C - Same number of number of comparisons for bubble sort and insertion sort

Question

Recently I am doing a school task that ask us to write a program to count the number of comparisons for bubble sort and insertion sort.

However, when I execute the program, it returns 2 same value for bubble sort and insertion sort.

Example:

Sorted!
Number of comparison for bubble sort:    559150
Number of comparison for insertion sort: 559150

Here is my program:

#include<stdio.h>
#include<time.h>
#define SIZE 1500

void swap(int *a,int *b)                 //swap function
{
    int temp;
    temp = *a;
    *a = *b;
    *b = temp;
}

int bubblesort(int x[])                  //Bubble sort 
{
    int i,j;
    int count = 0;
    for(i=0;i<SIZE-1;i++)
    {
        for(j=0;j<SIZE-i-1;j++)
        {
            if(x[j]>x[j+1])
            {
                swap(&x[j],&x[j+1]);
                count = count + 1;      //count comparison
            }
        }
    }
    return count;
}

int insertionsort(int x[])             //Insertion sort
{
    int i,j,temp;
    int count = 0;
    for(i=1;i<SIZE;i++)
    {
        temp = x[i];
        j = i-1;
        while((j>=0)&&(x[j]>temp))
        {
            count = count + 1;          //count comparison
            x[j+1] = x[j];
            j--;
        }
        x[j+1] = temp;
    }
    return count;
}

int main()
{
    int i;
    int b_array[SIZE];
    int i_array[SIZE];
    int b_count = 0;
    int i_count = 0;

    srand(time(NULL));

    for(i=0;i<SIZE;i++)             //Generate random number and assign it the the array
    {
        b_array[i] = rand()%SIZE;
        i_array[i] = b_array[i];
    }

    b_count = bubblesort(b_array);
    i_count = insertionsort(i_array);

    printf("Sorted!\n");
    printf("Number of comparison for bubble sort:    %d\n",b_count);
    printf("Number of comparison for insertion sort: %d",i_count);

    return 0;
}

I want to know where the problem is? and how can I solve it?

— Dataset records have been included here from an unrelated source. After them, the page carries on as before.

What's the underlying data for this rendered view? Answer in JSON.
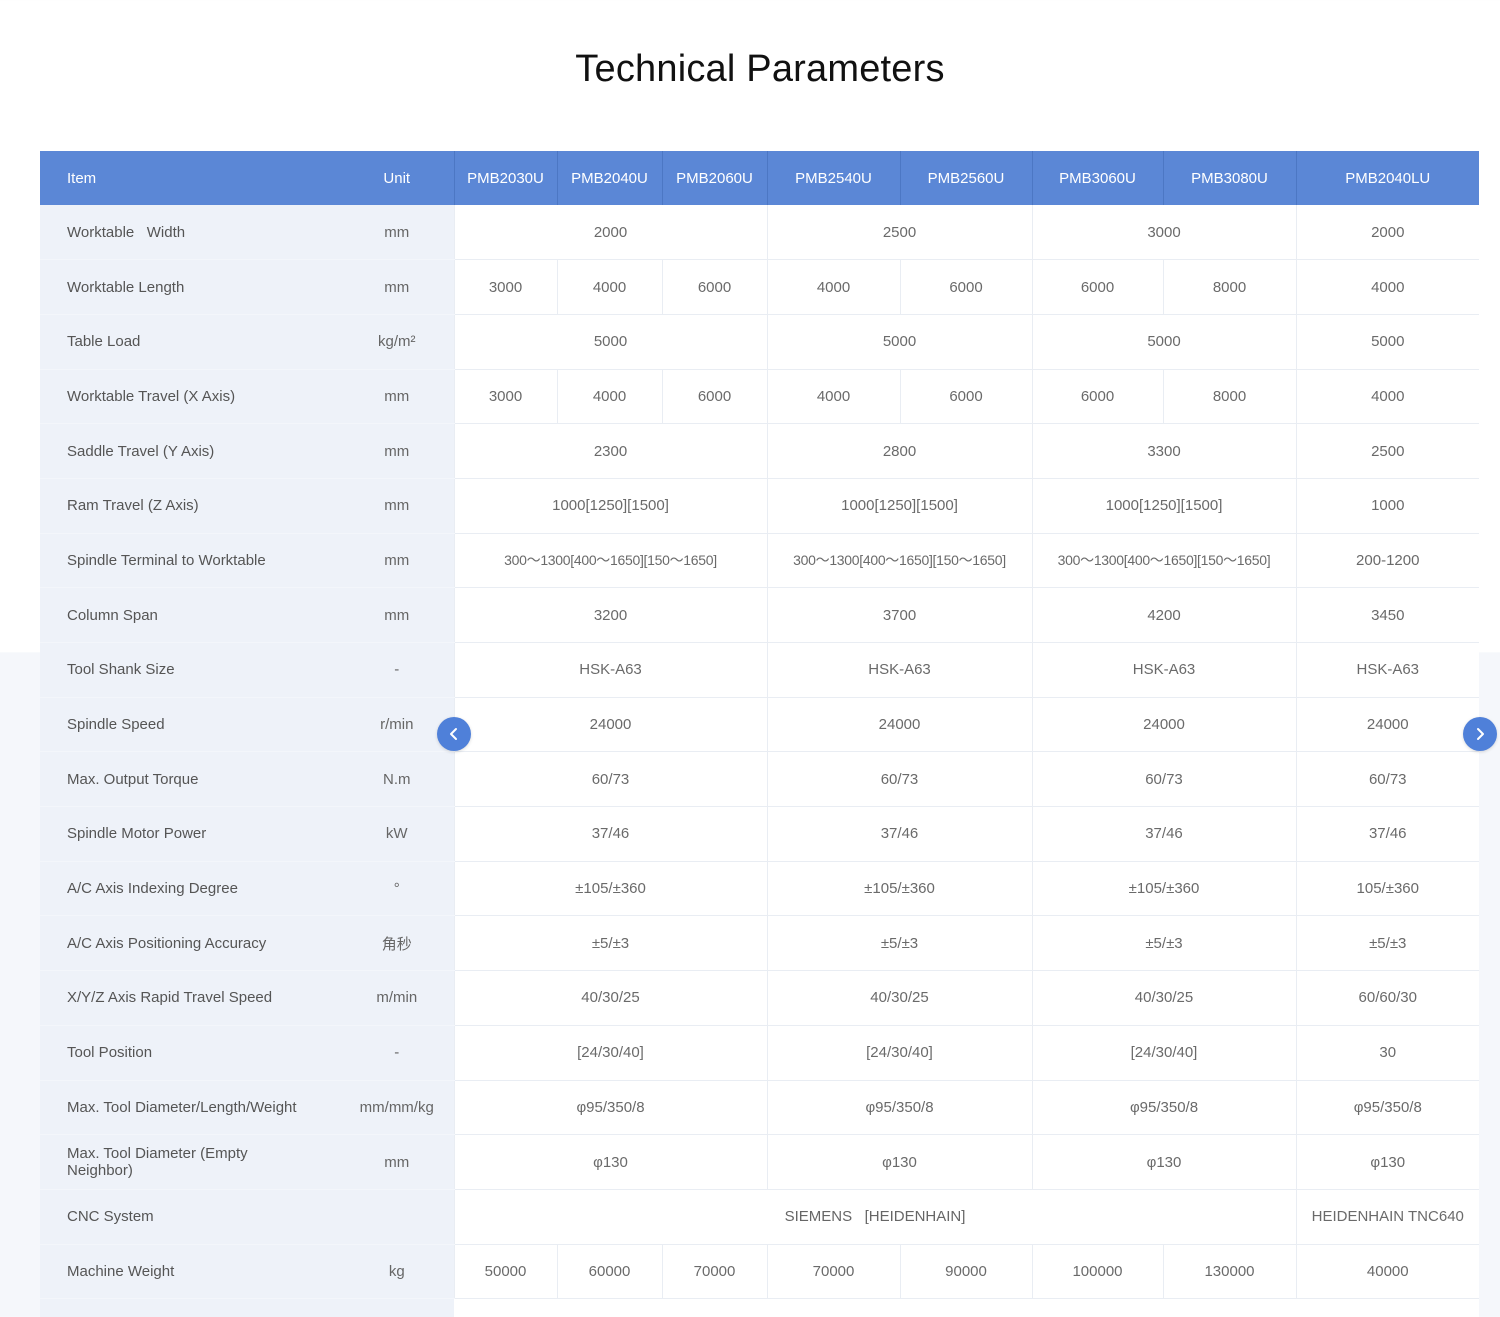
{
  "title": "Technical Parameters",
  "header": {
    "item": "Item",
    "unit": "Unit",
    "models": [
      "PMB2030U",
      "PMB2040U",
      "PMB2060U",
      "PMB2540U",
      "PMB2560U",
      "PMB3060U",
      "PMB3080U",
      "PMB2040LU"
    ]
  },
  "rows": [
    {
      "item": "Worktable   Width",
      "unit": "mm",
      "values": [
        "2000",
        "2500",
        "3000",
        "2000"
      ]
    },
    {
      "item": "Worktable Length",
      "unit": "mm",
      "values": [
        "3000",
        "4000",
        "6000",
        "4000",
        "6000",
        "6000",
        "8000",
        "4000"
      ]
    },
    {
      "item": "Table Load",
      "unit": "kg/m²",
      "values": [
        "5000",
        "5000",
        "5000",
        "5000"
      ]
    },
    {
      "item": "Worktable Travel (X Axis)",
      "unit": "mm",
      "values": [
        "3000",
        "4000",
        "6000",
        "4000",
        "6000",
        "6000",
        "8000",
        "4000"
      ]
    },
    {
      "item": "Saddle Travel (Y Axis)",
      "unit": "mm",
      "values": [
        "2300",
        "2800",
        "3300",
        "2500"
      ]
    },
    {
      "item": "Ram Travel (Z Axis)",
      "unit": "mm",
      "values": [
        "1000[1250][1500]",
        "1000[1250][1500]",
        "1000[1250][1500]",
        "1000"
      ]
    },
    {
      "item": "Spindle Terminal to Worktable",
      "unit": "mm",
      "values": [
        "300～1300[400～1650][150～1650]",
        "300～1300[400～1650][150～1650]",
        "300～1300[400～1650][150～1650]",
        "200-1200"
      ]
    },
    {
      "item": "Column Span",
      "unit": "mm",
      "values": [
        "3200",
        "3700",
        "4200",
        "3450"
      ]
    },
    {
      "item": "Tool Shank Size",
      "unit": "-",
      "values": [
        "HSK-A63",
        "HSK-A63",
        "HSK-A63",
        "HSK-A63"
      ]
    },
    {
      "item": "Spindle Speed",
      "unit": "r/min",
      "values": [
        "24000",
        "24000",
        "24000",
        "24000"
      ]
    },
    {
      "item": "Max. Output Torque",
      "unit": "N.m",
      "values": [
        "60/73",
        "60/73",
        "60/73",
        "60/73"
      ]
    },
    {
      "item": "Spindle Motor Power",
      "unit": "kW",
      "values": [
        "37/46",
        "37/46",
        "37/46",
        "37/46"
      ]
    },
    {
      "item": "A/C Axis Indexing Degree",
      "unit": "°",
      "values": [
        "±105/±360",
        "±105/±360",
        "±105/±360",
        "105/±360"
      ]
    },
    {
      "item": "A/C Axis Positioning Accuracy",
      "unit": "角秒",
      "values": [
        "±5/±3",
        "±5/±3",
        "±5/±3",
        "±5/±3"
      ]
    },
    {
      "item": "X/Y/Z Axis Rapid Travel Speed",
      "unit": "m/min",
      "values": [
        "40/30/25",
        "40/30/25",
        "40/30/25",
        "60/60/30"
      ]
    },
    {
      "item": "Tool Position",
      "unit": "-",
      "values": [
        "[24/30/40]",
        "[24/30/40]",
        "[24/30/40]",
        "30"
      ]
    },
    {
      "item": "Max. Tool Diameter/Length/Weight",
      "unit": "mm/mm/kg",
      "values": [
        "φ95/350/8",
        "φ95/350/8",
        "φ95/350/8",
        "φ95/350/8"
      ]
    },
    {
      "item": "Max. Tool Diameter (Empty Neighbor)",
      "unit": "mm",
      "values": [
        "φ130",
        "φ130",
        "φ130",
        "φ130"
      ]
    },
    {
      "item": "CNC System",
      "unit": "",
      "values": [
        "SIEMENS   [HEIDENHAIN]",
        "HEIDENHAIN TNC640"
      ]
    },
    {
      "item": "Machine Weight",
      "unit": "kg",
      "values": [
        "50000",
        "60000",
        "70000",
        "70000",
        "90000",
        "100000",
        "130000",
        "40000"
      ]
    }
  ],
  "nav": {
    "prev_icon": "chevron-left-icon",
    "next_icon": "chevron-right-icon"
  },
  "colors": {
    "header_bg": "#5b87d6",
    "nav_button": "#4f80d9",
    "label_bg": "#eef2f9"
  }
}
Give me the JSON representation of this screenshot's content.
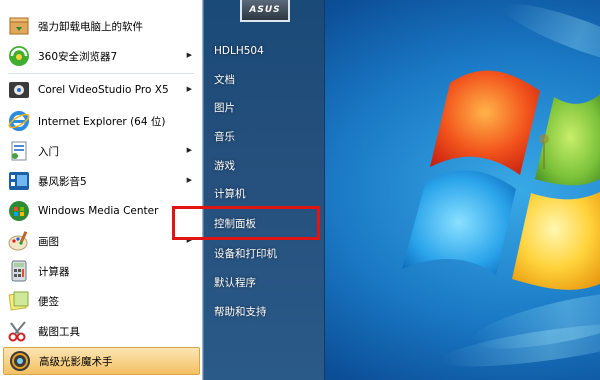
{
  "left_pane": {
    "items": [
      {
        "label": "强力卸载电脑上的软件",
        "icon": "uninstall-box-icon",
        "has_arrow": false
      },
      {
        "label": "360安全浏览器7",
        "icon": "browser-360-icon",
        "has_arrow": true
      },
      {
        "label": "Corel VideoStudio Pro X5",
        "icon": "corel-videostudio-icon",
        "has_arrow": true
      },
      {
        "label": "Internet Explorer (64 位)",
        "icon": "internet-explorer-icon",
        "has_arrow": false
      },
      {
        "label": "入门",
        "icon": "getting-started-icon",
        "has_arrow": true
      },
      {
        "label": "暴风影音5",
        "icon": "baofeng-player-icon",
        "has_arrow": true
      },
      {
        "label": "Windows Media Center",
        "icon": "windows-media-center-icon",
        "has_arrow": false
      },
      {
        "label": "画图",
        "icon": "paint-icon",
        "has_arrow": true
      },
      {
        "label": "计算器",
        "icon": "calculator-icon",
        "has_arrow": false
      },
      {
        "label": "便签",
        "icon": "sticky-notes-icon",
        "has_arrow": false
      },
      {
        "label": "截图工具",
        "icon": "snipping-tool-icon",
        "has_arrow": false
      },
      {
        "label": "高级光影魔术手",
        "icon": "nEO-imaging-icon",
        "has_arrow": false,
        "highlighted": true
      }
    ]
  },
  "user_picture": {
    "brand_text": "ASUS"
  },
  "right_pane": {
    "items": [
      {
        "label": "HDLH504"
      },
      {
        "label": "文档"
      },
      {
        "label": "图片"
      },
      {
        "label": "音乐"
      },
      {
        "label": "游戏"
      },
      {
        "label": "计算机"
      },
      {
        "label": "控制面板"
      },
      {
        "label": "设备和打印机"
      },
      {
        "label": "默认程序"
      },
      {
        "label": "帮助和支持"
      }
    ]
  },
  "annotation": {
    "color": "#e11414",
    "target": "控制面板"
  },
  "colors": {
    "desktop_blue": "#1a78c4",
    "right_pane": "#254f7c",
    "highlight": "#f4c062"
  }
}
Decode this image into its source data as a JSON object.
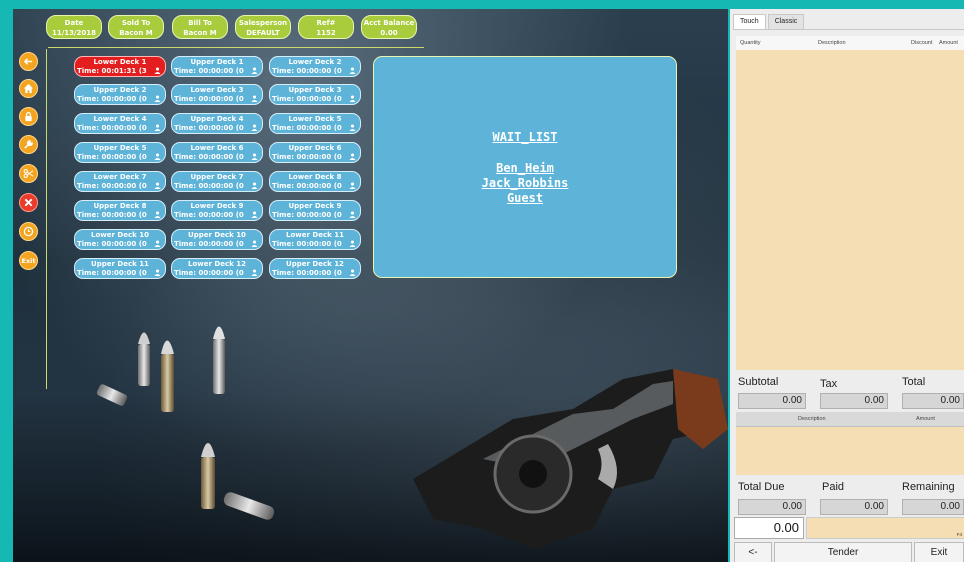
{
  "colors": {
    "header_pill": "#a8cc3c",
    "table_button": "#5db3d8",
    "table_active": "#e41e1e",
    "side_button": "#f3a521",
    "side_button_close": "#ea3c2c",
    "order_area": "#f5deb3",
    "page_background": "#15b8b2"
  },
  "header": [
    {
      "label": "Date",
      "value": "11/13/2018"
    },
    {
      "label": "Sold To",
      "value": "Bacon M"
    },
    {
      "label": "Bill To",
      "value": "Bacon M"
    },
    {
      "label": "Salesperson",
      "value": "DEFAULT"
    },
    {
      "label": "Ref#",
      "value": "1152"
    },
    {
      "label": "Acct Balance",
      "value": "0.00"
    }
  ],
  "side_buttons": [
    {
      "icon": "back-arrow-icon"
    },
    {
      "icon": "home-icon"
    },
    {
      "icon": "lock-icon"
    },
    {
      "icon": "wrench-icon"
    },
    {
      "icon": "scissors-icon"
    },
    {
      "icon": "close-icon"
    },
    {
      "icon": "clock-icon"
    },
    {
      "icon": "exit-icon",
      "label": "Exit"
    }
  ],
  "tables": [
    {
      "name": "Lower Deck 1",
      "time": "Time: 00:01:31 (3",
      "active": true
    },
    {
      "name": "Upper Deck 1",
      "time": "Time: 00:00:00 (0"
    },
    {
      "name": "Lower Deck 2",
      "time": "Time: 00:00:00 (0"
    },
    {
      "name": "Upper Deck 2",
      "time": "Time: 00:00:00 (0"
    },
    {
      "name": "Lower Deck 3",
      "time": "Time: 00:00:00 (0"
    },
    {
      "name": "Upper Deck 3",
      "time": "Time: 00:00:00 (0"
    },
    {
      "name": "Lower Deck 4",
      "time": "Time: 00:00:00 (0"
    },
    {
      "name": "Upper Deck 4",
      "time": "Time: 00:00:00 (0"
    },
    {
      "name": "Lower Deck 5",
      "time": "Time: 00:00:00 (0"
    },
    {
      "name": "Upper Deck 5",
      "time": "Time: 00:00:00 (0"
    },
    {
      "name": "Lower Deck 6",
      "time": "Time: 00:00:00 (0"
    },
    {
      "name": "Upper Deck 6",
      "time": "Time: 00:00:00 (0"
    },
    {
      "name": "Lower Deck 7",
      "time": "Time: 00:00:00 (0"
    },
    {
      "name": "Upper Deck 7",
      "time": "Time: 00:00:00 (0"
    },
    {
      "name": "Lower Deck 8",
      "time": "Time: 00:00:00 (0"
    },
    {
      "name": "Upper Deck 8",
      "time": "Time: 00:00:00 (0"
    },
    {
      "name": "Lower Deck 9",
      "time": "Time: 00:00:00 (0"
    },
    {
      "name": "Upper Deck 9",
      "time": "Time: 00:00:00 (0"
    },
    {
      "name": "Lower Deck 10",
      "time": "Time: 00:00:00 (0"
    },
    {
      "name": "Upper Deck 10",
      "time": "Time: 00:00:00 (0"
    },
    {
      "name": "Lower Deck 11",
      "time": "Time: 00:00:00 (0"
    },
    {
      "name": "Upper Deck 11",
      "time": "Time: 00:00:00 (0"
    },
    {
      "name": "Lower Deck 12",
      "time": "Time: 00:00:00 (0"
    },
    {
      "name": "Upper Deck 12",
      "time": "Time: 00:00:00 (0"
    }
  ],
  "waitlist": {
    "title": "WAIT_LIST",
    "names": [
      "Ben_Heim",
      "Jack_Robbins",
      "Guest"
    ]
  },
  "pos": {
    "tabs": [
      "Touch",
      "Classic"
    ],
    "order_columns": [
      "Quantity",
      "Description",
      "Discount",
      "Amount"
    ],
    "subtotal_label": "Subtotal",
    "tax_label": "Tax",
    "total_label": "Total",
    "subtotal": "0.00",
    "tax": "0.00",
    "total": "0.00",
    "tender_columns": [
      "Description",
      "Amount"
    ],
    "total_due_label": "Total Due",
    "paid_label": "Paid",
    "remaining_label": "Remaining",
    "total_due": "0.00",
    "paid": "0.00",
    "remaining": "0.00",
    "entry_value": "0.00",
    "entry_hint": "F4",
    "back_button": "<-",
    "tender_button": "Tender",
    "exit_button": "Exit"
  }
}
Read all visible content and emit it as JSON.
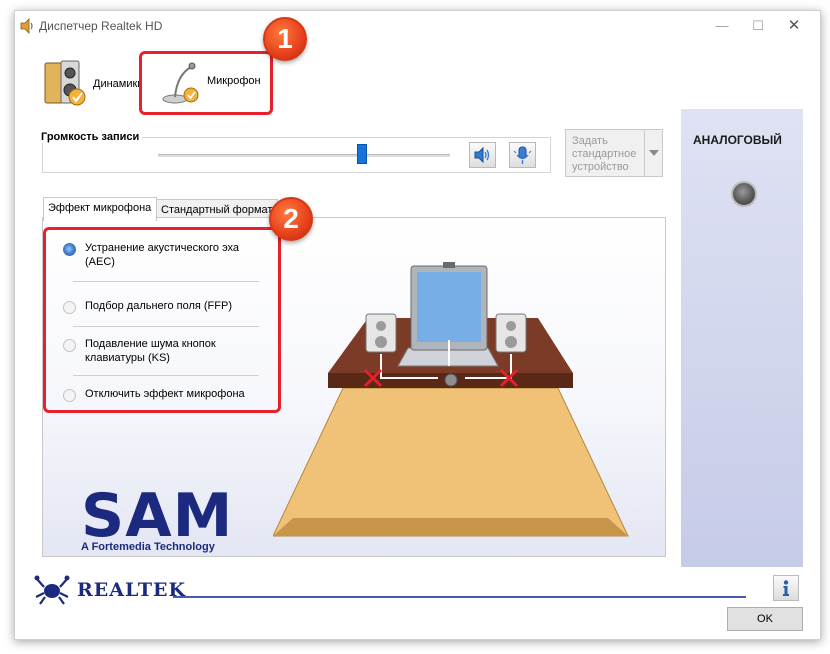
{
  "window": {
    "title": "Диспетчер Realtek HD",
    "controls": {
      "minimize": "—",
      "maximize": "☐",
      "close": "✕"
    }
  },
  "device_tabs": [
    {
      "label": "Динамики",
      "icon": "speakers-icon"
    },
    {
      "label": "Микрофон",
      "icon": "microphone-icon",
      "selected": true
    }
  ],
  "recording_volume": {
    "title": "Громкость записи",
    "level": 0.7,
    "mute_icon": "speaker-volume-icon",
    "mic_icon": "microphone-boost-icon"
  },
  "default_device_button": {
    "label": "Задать стандартное устройство",
    "enabled": false
  },
  "effect_tabs": [
    {
      "label": "Эффект микрофона",
      "active": true
    },
    {
      "label": "Стандартный формат",
      "active": false
    }
  ],
  "mic_effects": [
    {
      "label": "Устранение акустического эха (AEC)",
      "checked": true
    },
    {
      "label": "Подбор дальнего поля (FFP)",
      "checked": false
    },
    {
      "label": "Подавление шума кнопок клавиатуры (KS)",
      "checked": false
    },
    {
      "label": "Отключить эффект микрофона",
      "checked": false
    }
  ],
  "sam_logo": {
    "name": "SAM",
    "tagline": "A Fortemedia Technology"
  },
  "connector_panel": {
    "title": "АНАЛОГОВЫЙ"
  },
  "footer": {
    "brand": "REALTEK",
    "ok_label": "OK",
    "info_icon": "info-icon"
  },
  "annotations": [
    {
      "number": "1"
    },
    {
      "number": "2"
    }
  ],
  "colors": {
    "highlight": "#e8202b",
    "badge": "#e8411d",
    "slider_thumb": "#1673d9",
    "brand_blue": "#1b2a7e",
    "side_panel": "#c6cbe8"
  }
}
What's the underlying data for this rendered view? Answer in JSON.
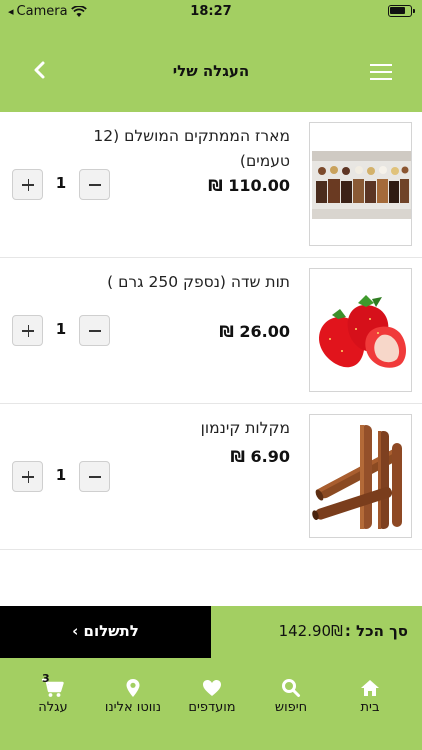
{
  "status_bar": {
    "carrier": "Camera",
    "time": "18:27"
  },
  "header": {
    "title": "העגלה שלי"
  },
  "cart": {
    "items": [
      {
        "name": "מארז הממתקים המושלם (12 טעמים)",
        "price": "110.00 ₪",
        "quantity": "1",
        "image": "chocolate-box"
      },
      {
        "name": "תות שדה (נספק 250 גרם )",
        "price": "26.00 ₪",
        "quantity": "1",
        "image": "strawberries"
      },
      {
        "name": "מקלות קינמון",
        "price": "6.90 ₪",
        "quantity": "1",
        "image": "cinnamon-sticks"
      }
    ]
  },
  "checkout": {
    "pay_label": "לתשלום",
    "total_label": "סך הכל :",
    "total_value": "142.90₪"
  },
  "tabbar": {
    "cart_badge": "3",
    "tabs": [
      {
        "label": "בית",
        "icon": "home-icon"
      },
      {
        "label": "חיפוש",
        "icon": "search-icon"
      },
      {
        "label": "מועדפים",
        "icon": "heart-icon"
      },
      {
        "label": "נווטו אלינו",
        "icon": "location-pin-icon"
      },
      {
        "label": "עגלה",
        "icon": "cart-icon"
      }
    ]
  },
  "colors": {
    "brand": "#a3cf62",
    "pay_button": "#000000"
  }
}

Thanks a lot.

Answer 1

Number of comparisons - how many times program reach if statement. In case of bubble sort - if(x[j]>x[j+1]) . In case of insertion sort - (x[j]>temp) in while loop. So you are counting number of swaps not comparisons.

int bubblesort(int x[])
{
    int i,j;
    int count = 0;
    for(i=0;i<SIZE-1;i++)
    {
        for(j=0;j<SIZE-i-1;j++)
        {
            count++;      //comparison. Increment "count" each time program reach "if"
            if(x[j]>x[j+1])
            {
                swap(&x[j],&x[j+1]);
            }
        }
    }
    return count;
}

Answer 2

I don't see anything strange with this at all. They both have the same time complexity, which is O(n²). They also have O(n²) comparisons. Besides. If you analyze bubble sort and insertion sort (the variant without binary search, which is the one you're using) you'll find that they are VERY similar.

But when I look in your code, you do not count comparisons. You count swaps.

    for(j=0;j<SIZE-i-1;j++) {
        // Move it outside the comparison
        count = count + 1;      //count comparison                                                         
        if(x[j]>x[j+1]) {
            swap(&x[j],&x[j+1]);
        }
    }